After the study, Shah was confident about the BJP's prospects in west UP. He also informed Modi that the party was also picking up seats in six districts around Bareilly in northeastern UP and a traditional stronghold of the BJP.
But not satisfied with the Poorvanchal picture, Shah finally came up with the idea of fielding Modi from Varanasi. "Our calculation was right," a BJP leader said, as celebrations erupted in the holy city much before the formal announcement.
Another party leader added, "Modi's presence in Varanasi will also boost the prospects of BJP candidates in bordering seats of Bihar like Arrah, Buxar and Sasaram, among others."
But there is a flip side. Disgruntled leaders feel the move to field "outsiders" may restrict the BJP's UP tally to 35, though it "could have been 60 seats".
Professor Dube, however, said negating anti-incumbency against sitting MPs Joshi and Tandon could also have been the reason why the party shuffled its top leaders.
According to strategists of the saffron camp, a survey had hinted at anti-incumbency in major constituencies alongside a Modi wave.
"The party cannot take a chance this time. To replace existing MPs, you needed candidates who had a bigger profile," a party insider said.
Another BJP leader said Lucknow and Varanasi suit the personalities of Rajnath and Modi perfectly.

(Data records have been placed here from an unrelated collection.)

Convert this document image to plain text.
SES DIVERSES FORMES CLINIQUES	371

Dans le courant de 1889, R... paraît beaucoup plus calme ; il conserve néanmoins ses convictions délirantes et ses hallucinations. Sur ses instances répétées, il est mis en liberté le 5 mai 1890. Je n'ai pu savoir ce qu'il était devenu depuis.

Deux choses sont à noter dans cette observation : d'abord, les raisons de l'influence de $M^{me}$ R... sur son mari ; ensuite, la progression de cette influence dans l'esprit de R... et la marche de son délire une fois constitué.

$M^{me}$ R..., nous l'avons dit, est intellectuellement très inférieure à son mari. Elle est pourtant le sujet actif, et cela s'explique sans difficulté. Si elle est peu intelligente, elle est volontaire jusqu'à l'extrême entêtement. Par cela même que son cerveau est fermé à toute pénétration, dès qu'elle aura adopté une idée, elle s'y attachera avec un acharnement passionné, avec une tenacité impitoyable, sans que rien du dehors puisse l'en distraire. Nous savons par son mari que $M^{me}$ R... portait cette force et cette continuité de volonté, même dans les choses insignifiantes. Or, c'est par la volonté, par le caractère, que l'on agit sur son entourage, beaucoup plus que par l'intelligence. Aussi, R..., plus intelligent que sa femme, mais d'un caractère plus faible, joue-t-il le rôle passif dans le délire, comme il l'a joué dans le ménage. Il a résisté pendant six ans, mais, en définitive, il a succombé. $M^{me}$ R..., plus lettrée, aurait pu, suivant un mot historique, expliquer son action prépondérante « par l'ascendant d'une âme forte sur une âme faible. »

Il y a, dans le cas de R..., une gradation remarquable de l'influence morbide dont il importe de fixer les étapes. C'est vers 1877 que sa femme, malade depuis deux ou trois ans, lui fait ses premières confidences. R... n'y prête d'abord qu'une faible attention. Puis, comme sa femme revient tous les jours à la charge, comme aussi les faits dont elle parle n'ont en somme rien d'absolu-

"Modi was mentored by Advani, who was known as a hardliner before he attempted to showcase himself in the (Atal Bihari) Vajpayee mould. Rajnath, on the other hand, had the backing of Vajpayee, who was known as the moderate face of the BJP.
"The present sitting MPs of Varanasi and Lucknow carry this image too – Joshi is considered politically closer to the hardline faction and Tandon a moderate face."